Ein Sommer auf Korsika. Das Anbranden des Meeres, das unaufhörliche Zirpen der Zikaden, flirrende Hitze – und dazwischen ein Mädchen, das mehr sieht, als es sollte. Darum geht es in Julien Colonnas „Kingdom – Die Zeit, die zählt“.
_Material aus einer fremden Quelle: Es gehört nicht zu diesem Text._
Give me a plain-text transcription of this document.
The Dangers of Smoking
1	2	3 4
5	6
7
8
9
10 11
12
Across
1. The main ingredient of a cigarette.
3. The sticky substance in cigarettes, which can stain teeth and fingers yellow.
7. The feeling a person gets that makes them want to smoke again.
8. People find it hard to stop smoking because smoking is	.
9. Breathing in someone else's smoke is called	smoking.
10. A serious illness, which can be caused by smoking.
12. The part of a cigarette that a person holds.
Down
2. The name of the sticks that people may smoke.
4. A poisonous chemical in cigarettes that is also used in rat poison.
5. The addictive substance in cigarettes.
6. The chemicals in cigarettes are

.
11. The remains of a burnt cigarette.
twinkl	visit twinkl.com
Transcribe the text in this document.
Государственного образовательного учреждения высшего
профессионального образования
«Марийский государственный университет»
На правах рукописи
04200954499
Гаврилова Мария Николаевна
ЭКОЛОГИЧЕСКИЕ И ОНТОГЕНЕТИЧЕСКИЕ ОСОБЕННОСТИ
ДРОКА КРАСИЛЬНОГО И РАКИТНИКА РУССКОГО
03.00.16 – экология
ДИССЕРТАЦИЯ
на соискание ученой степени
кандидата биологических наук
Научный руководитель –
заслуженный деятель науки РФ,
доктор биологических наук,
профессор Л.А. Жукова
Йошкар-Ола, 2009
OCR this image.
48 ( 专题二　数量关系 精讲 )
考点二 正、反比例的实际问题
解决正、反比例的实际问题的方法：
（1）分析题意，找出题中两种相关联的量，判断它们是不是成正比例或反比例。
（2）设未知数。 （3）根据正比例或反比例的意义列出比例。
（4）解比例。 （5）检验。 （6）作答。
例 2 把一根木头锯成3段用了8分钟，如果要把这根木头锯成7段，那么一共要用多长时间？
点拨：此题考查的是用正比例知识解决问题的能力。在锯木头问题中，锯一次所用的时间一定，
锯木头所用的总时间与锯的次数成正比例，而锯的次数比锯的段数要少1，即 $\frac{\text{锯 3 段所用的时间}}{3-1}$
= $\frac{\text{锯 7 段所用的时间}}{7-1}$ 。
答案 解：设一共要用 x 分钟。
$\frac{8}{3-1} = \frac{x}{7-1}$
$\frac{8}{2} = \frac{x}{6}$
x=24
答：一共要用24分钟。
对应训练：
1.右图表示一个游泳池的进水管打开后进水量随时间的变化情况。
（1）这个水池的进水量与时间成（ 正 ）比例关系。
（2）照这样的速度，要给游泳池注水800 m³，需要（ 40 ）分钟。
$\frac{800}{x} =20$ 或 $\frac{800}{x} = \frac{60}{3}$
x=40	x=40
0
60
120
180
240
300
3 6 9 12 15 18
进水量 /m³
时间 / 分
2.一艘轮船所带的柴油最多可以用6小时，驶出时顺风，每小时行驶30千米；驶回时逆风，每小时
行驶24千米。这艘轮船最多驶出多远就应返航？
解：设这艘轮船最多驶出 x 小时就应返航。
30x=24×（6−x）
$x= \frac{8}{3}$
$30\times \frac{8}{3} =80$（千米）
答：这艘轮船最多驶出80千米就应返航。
Szenenbild aus „Kingdom – Die Zeit, die zählt“: Eine junge Frau zielt konzentriert mit einem Gewehr, während ein älterer Mann dicht hinter ihr steht und ihr beim Anvisieren hilft. Beide blicken ernst und angespannt in dieselbe Richtung.
Bildnachweis: © 2025 PROGRESS Filmverleih

Julien Colonna ist kein Neuling im Erzählen, wohl aber im Langspielfilmformat. Der französische Regisseur, Drehbuchautor und Fotograf studierte zunächst Sozialwissenschaften an der Université Paris-IX Dauphine, bevor er sich dem Film zuwandte und ein Drehbuchstudium absolvierte. Mit seinen Kurzfilmen, darunter „Confession“, das in den Slums von Bangkok entstand und auf über zwanzig internationalen Festivals gezeigt wurde, machte er früh auf sich aufmerksam. Für sein Drehbuchdebüt „Équinoxes“ erhielt er beim renommierten Prix Sopadin den „Coup de cœur“-Preis des Magazins Télérama. Mit „Le Royaume“ legt Colonna nun seinen ersten Langspielfilm vor. In Frankreich lief das Werk bereits im November 2024 an, wo es in der Fachpresse vielfach besprochen wurde. Knapp ein Jahr später startet der Film unter dem deutschen Titel „Kingdom – Die Zeit, die zählt“ nun auch in den deutschen Kinos.


Darum geht es:


Korsika flirrt im Licht des Hochsommers, als die 15-jährige Lesia aus ihrem gewohnten Leben gerissen und an einen abgelegenen Ort auf der Insel verschleppt wird, an dem nichts so friedlich ist, wie es scheint. In einer abgeschotteten Villa trifft sie auf ihren Vater – Pierre-Paul, einen gesuchten Mafiaboss, den sie kaum noch kennt. Als ein Anschlag das fragile Gleichgewicht zerstört, beginnt die Flucht durch eine Welt aus Gewalt, Schuld und unausgesprochenen Wahrheiten. Wie nah kann man jemandem kommen, den man fürchten muss – und wie lange, bis man selbst Teil seiner Dunkelheit wird?


Die Rezension:


Julien Colonnas Langfilmdebüt „Kingdom – Die Zeit, die zählt“ betritt ein erzählerisch vermintes Gelände: das Gangsterdrama – kaum ein anderes Erzählmuster ist so aufgeladen mit Traditionen, Konventionen und ikonischen Vorbildern. Gewalt, Macht und Loyalität sind hier längst zu vertrauten Codes erstarrt. Colonna begegnet dieser Erstarrung mit einem bewussten Gegenentwurf. Er nennt sein Werk einen „Anti-Gangster-Film“ – eine klare Abkehr von Glorifizierung, Gewaltlust und Männlichkeitskult. Die vertraute Plotgrammatik bleibt erkennbar, doch Colonna erdet sie durch Alltagsbeobachtungen und ethnografische Präzision. Er erzählt sein Drama mit der Ruhe eines Beobachters: kein Pomp, keine Rachepose, keine Helden. Er siedelt seinen Film im Korsika der 1990er-Jahre an – in einer dörflichen Gemeinschaft, geprägt von Schweigen, Misstrauen und Clanbindungen. Das Drehbuch, das Colonna gemeinsam mit Jeanne Herry schrieb, ist fiktiv und zugleich biografisch aufgeladen: Er ist der Sohn des mutmaßlichen Mafiabosses Jean-Baptiste „Jean-Jé“ Colonna, der 2006 ermordet wurde.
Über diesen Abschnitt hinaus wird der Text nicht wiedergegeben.